Here is an example from Splatoon, the most recent competitive video game I’ve played. I have a shrunken screenshot, but clicking on it will lead to a bigger image:
There are at least 11 different things about the game status that can be viewed at a glance: There is the time remaining (2 minutes and 2 seconds), team status (roughly even, with two KOed players on the red team), score (382 points), which special weapon is available to use (the Inkzooka), progress in filling up the special meter so it can be used (about 30%), the effects your character’s clothing currently has (Bomb Range Up, Special Saver, Special Charge Up), controls for status relay (“C’mon!” and “Booyah!”), damage taken (the red border indicates I’ve taken heavy damage), whom I’ve just KOed (someone named “sniping ya”), the location of the KO (that pink explosion thing to the right), and the locations of my teammates (the blue names towards the upper middle).

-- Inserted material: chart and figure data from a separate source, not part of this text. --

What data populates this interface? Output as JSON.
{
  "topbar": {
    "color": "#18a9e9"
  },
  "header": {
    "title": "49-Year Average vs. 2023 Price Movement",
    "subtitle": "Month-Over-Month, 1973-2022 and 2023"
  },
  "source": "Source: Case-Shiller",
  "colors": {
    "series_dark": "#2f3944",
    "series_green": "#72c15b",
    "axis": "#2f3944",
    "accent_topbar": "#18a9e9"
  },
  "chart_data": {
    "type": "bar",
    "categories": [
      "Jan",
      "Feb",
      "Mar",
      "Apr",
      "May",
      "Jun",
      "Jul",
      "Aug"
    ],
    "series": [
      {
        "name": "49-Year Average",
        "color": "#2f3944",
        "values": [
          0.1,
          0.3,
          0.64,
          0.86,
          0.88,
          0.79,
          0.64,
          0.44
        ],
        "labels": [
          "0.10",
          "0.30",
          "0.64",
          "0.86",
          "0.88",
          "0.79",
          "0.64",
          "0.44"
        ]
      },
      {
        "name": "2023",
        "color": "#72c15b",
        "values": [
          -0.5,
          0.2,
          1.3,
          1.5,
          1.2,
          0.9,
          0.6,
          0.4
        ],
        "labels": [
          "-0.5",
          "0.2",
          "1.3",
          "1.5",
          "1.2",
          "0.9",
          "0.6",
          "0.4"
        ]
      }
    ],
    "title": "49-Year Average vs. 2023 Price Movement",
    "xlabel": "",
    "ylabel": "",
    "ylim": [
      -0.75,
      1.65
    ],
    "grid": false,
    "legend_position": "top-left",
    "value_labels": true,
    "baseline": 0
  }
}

That being said, the distance to look is a lot less than any pinball machine, and looking away for even a split second can be dangerous. Maybe one can get cues from driving, which similarly requires you keep your focus in one direction and looking away can be lethal. A car’s dashboard tells the driver a lot of information: Speed, the engine’s temperature, your fuel tank’s fullness (or emptiness), any abnormal status, your turn signals’ status, your headlights’ status, distance traveled, RPM, and the time. If you have media playing, it’ll display information about that media. More modern cars tell you your fuel efficiency, oil life, GPS, and a bunch more depending on the car. The difference here is that you look down instead of up. And road signs outside tell you of things to come.
Currently, The Wizard of Oz and Full Throttle are displaying less information than that in a less intuitive way. How one can do it elegantly, however, is something I’m not too sure of, as it’d require a level of knowledge of psychology, game design, and experience I don’t have. I do like what they’ve done with these screens though. (And the burden of needing to convey information at a glance goes double for Multimorphic, as the entire playfield is one big screen.)